Purpose: We tested a Kinect-based system for in-home posture evaluation and visual feedback training in an individual with Parkinson’s disease with moderate postural abnormality and evaluated the test-retest reliability of the anterior and lateral bending angles during standing in healthy subjects. Methods: Eleven healthy subjects performed two sets of measurements of average anterior and lateral bending angles with the Kinect-based system, and we calculated the test-retest reliability of the anterior and lateral bending angles with the intraclass correlation coefficient and standard error of measurement. An individual with Parkinson’s disease with moderate thoracolumbar flexion participated to test the Kinect-based system. The study lasted 3 weeks. During the 1st and 3rd weeks, the participant performed only in-home posture evaluations. During the 2nd week he executed both visual feedback training and posture evaluations. Results: The anterior bending angle showed good reliability (intraclass correlation coefficient ≥ 0.88). The lateral bending angle during standing showed fair to poor reliability (intraclass correlation coefficient=0.46-0.78). Standard error of measurement values for the anterior and lateral bending angles were low (0.35-0.63). The individual with Parkinson’s disease completed almost all sessions of in-home posture evaluation and visual feedback training without any adverse effects. His anterior bending angle was significantly improved immediately after the visual feedback training, and significant short-term improvement was observed during the second week. Conclusion: Posture evaluation with the Kinect-based system was more relatively reliable in the sagittal plane than in the frontal plane and absolutely reliable in both planes in the healthy subjects.

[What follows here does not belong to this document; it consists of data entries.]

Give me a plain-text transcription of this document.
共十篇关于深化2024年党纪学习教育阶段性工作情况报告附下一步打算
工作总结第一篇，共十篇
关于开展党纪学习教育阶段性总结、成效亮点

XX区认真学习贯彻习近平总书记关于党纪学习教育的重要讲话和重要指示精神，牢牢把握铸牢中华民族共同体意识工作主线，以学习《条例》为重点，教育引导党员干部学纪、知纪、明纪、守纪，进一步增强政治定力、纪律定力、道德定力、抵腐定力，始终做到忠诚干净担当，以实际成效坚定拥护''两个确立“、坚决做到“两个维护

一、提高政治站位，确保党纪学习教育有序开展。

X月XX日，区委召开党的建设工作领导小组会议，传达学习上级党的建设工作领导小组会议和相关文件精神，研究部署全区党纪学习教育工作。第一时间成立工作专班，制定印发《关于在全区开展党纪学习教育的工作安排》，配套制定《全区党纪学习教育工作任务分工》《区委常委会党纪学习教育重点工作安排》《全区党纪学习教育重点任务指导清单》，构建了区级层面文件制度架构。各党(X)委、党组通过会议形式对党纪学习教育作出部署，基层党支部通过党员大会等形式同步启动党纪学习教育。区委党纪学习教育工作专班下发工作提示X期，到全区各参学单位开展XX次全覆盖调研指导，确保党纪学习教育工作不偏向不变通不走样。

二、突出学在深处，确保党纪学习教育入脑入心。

In the individual with Parkinson’s disease with moderate postural abnormality, the in-home posture evaluation and visual feedback training with the Kinectbased system was feasible, and the visual feedback training improved the anterior bending angle immediately and in the short term in an individual with Parkinson’s disease with moderate postural abnormality.